Sunday, October 19, 2008

Insects Yum Yum


Most tourists to Thailand are fascinated by the food cart selling with fried insects ie crickets, grubs, cockroaches, scorpions, and several unidentified members of the insect species, although most react with revulsion and Thais revel in daring westerners to cross that culinary line in hopes of seeing witness the European upchuck the crawly creatures as if they were rehearsing for a musical version of THE EXORCIST III.

Back in 1991 I caught a songthaew truck from Fang. It was headed for Doi Mai Salong, the old opium HQ of the exiled Chinese Armies. The road was dirt and the villages few. Halfway to our destination the driver stopped for an old lady and her granddaughter. She was a goddess bless with a naive innocence.

I heard a buzzing in her bag. She answered my inquisitive gaze by revealing a weaved basket filled with hundreds of live crickets. My smile flattened to a frown and her eyes revealed that the distance between us was unbridgeable. Her grandmother laughed at our awkwardness and scooped out a handful of cooked grubs onto a banana leaf.

I ate one tentatively, expecting it to transform me into Jeff Goldblum’s stand-in for THE FLY. Instead I was surprised by the salty nutty taste. Crunchy too.

My grandmother and goddess got off before Doi Mai Salong. She blew a kiss good-bye. I still savor the glance she threw over her shoulder, almost like I was supposed to follow her down the footpath to a hidden valley, where we’d eat insects and smoke opium for the rest of our lives.

She’d be about 35 now. Not old for a Thai woman.

Since then whenever Thais offer me grubs or crickets, I make a big show about how disgusting insects are, then eat them like pop corn, thus depriving the audience of their humor.

555 in your face, however if I tried a cockroach, I don’t think I could keep it down. This revulsion may arise from having lived in the East Village, where cockroaches were the bane of our tenement apartments. Scientists predicted they would survive an atomic bomb. My efforts to eliminate them were futile. Sprays, traps, and poisons had no effect. To demonstrate their invincibility they would crawl onto my bed to invade my nostrils.

Disgusting and I was never fast enough to kill the intruder.

In the summer cockroaches took over my apartment and I escaped their tyranny to the Hamptons. A welcome guest to a palatial seaside cottage until vagrant cockroaches piggybacked my bag and infested paradise.

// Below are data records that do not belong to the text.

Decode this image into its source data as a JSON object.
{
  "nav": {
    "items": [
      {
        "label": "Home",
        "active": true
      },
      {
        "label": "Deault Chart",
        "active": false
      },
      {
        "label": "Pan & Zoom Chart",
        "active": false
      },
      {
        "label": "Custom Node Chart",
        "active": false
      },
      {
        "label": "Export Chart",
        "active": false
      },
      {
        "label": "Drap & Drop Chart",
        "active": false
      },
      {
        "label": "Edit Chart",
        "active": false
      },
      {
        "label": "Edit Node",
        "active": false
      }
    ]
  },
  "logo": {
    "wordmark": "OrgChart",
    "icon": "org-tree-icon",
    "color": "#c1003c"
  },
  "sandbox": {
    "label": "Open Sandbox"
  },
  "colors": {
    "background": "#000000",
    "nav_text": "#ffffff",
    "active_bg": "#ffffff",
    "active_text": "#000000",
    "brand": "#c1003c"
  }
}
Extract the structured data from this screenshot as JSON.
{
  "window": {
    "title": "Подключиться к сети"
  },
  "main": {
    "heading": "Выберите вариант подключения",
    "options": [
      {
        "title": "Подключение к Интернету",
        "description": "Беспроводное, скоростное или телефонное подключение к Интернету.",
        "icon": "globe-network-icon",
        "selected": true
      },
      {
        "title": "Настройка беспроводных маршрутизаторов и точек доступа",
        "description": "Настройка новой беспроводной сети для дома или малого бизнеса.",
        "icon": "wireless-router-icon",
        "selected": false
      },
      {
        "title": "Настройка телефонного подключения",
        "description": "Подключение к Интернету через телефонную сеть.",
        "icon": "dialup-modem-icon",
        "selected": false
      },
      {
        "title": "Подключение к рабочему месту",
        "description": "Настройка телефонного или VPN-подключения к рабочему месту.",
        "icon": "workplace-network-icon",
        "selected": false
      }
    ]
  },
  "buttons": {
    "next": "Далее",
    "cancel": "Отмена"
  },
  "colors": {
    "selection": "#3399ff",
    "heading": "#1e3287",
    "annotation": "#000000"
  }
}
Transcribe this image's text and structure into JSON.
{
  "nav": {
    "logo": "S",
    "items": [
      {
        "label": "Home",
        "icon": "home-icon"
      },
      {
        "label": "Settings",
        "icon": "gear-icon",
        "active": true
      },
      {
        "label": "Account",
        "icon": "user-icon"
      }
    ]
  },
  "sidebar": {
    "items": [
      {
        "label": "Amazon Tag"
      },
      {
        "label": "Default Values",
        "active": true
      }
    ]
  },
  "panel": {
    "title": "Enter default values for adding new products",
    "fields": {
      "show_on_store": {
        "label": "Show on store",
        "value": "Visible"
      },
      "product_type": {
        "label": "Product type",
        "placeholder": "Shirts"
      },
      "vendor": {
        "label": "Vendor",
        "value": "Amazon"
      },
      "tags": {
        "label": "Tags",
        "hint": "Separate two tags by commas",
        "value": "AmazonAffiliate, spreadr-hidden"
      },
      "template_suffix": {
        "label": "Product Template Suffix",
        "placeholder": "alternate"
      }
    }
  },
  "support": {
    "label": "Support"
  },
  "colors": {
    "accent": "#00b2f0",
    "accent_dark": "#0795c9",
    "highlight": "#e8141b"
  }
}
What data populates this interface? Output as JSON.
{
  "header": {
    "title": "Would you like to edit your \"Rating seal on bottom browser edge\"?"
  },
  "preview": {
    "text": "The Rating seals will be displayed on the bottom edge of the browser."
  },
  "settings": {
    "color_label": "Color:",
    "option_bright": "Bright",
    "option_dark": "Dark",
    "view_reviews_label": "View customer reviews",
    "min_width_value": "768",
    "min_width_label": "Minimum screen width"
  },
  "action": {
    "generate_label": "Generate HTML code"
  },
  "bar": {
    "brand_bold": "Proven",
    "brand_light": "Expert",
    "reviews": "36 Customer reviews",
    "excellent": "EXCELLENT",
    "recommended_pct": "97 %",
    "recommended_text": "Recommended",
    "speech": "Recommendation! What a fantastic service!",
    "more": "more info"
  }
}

Their victory over Man seemed secured in oven grease until Oct. 1997. No cockroaches had scurried across the bathtub in ages. I checked under the sink and in the refrigerator. Not a dead body in sight. At first I was happy, then remembered that cockroaches were supposed to outlive the human race.
If they were gone, why were we still here?

“Be grateful and don’t ask so many questions.” My friends hadn’t seen any cockroaches either. It was a Pied Piper of Hamblin type of miracle. St. Padraic leading them into the East River. And they never came back.

Not while I was a New Yorker, but the big water bugs make an appearance at my house on Moo X. Two inches long. Same size as the ones offering at the insect cart. Only those are dead and I had to ask myself, “How do these guys kill the insects?”

Have little SS gangs of insects murdering for them?

No.

Spray them with DDT. Maybe, but DDT leaves a funny taste in the mouth.

The mystery was solved during my last visit to Ban Nok.

During a rain storm my mother-in-law filled a bucket with water and illuminated a neon light. The bugs gather around the light and fell into the water. My wife’s mother scooped them out of the water to fry in boiling oil. No DDT or mini-gallows or electric chairs. A light, a tub of water, and a wok filled with oil. 30 seconds and done to the sound of lip smacking from the gathering.

Fresh bugs like in STARSHIP TROOPERS, only those bugs fought back.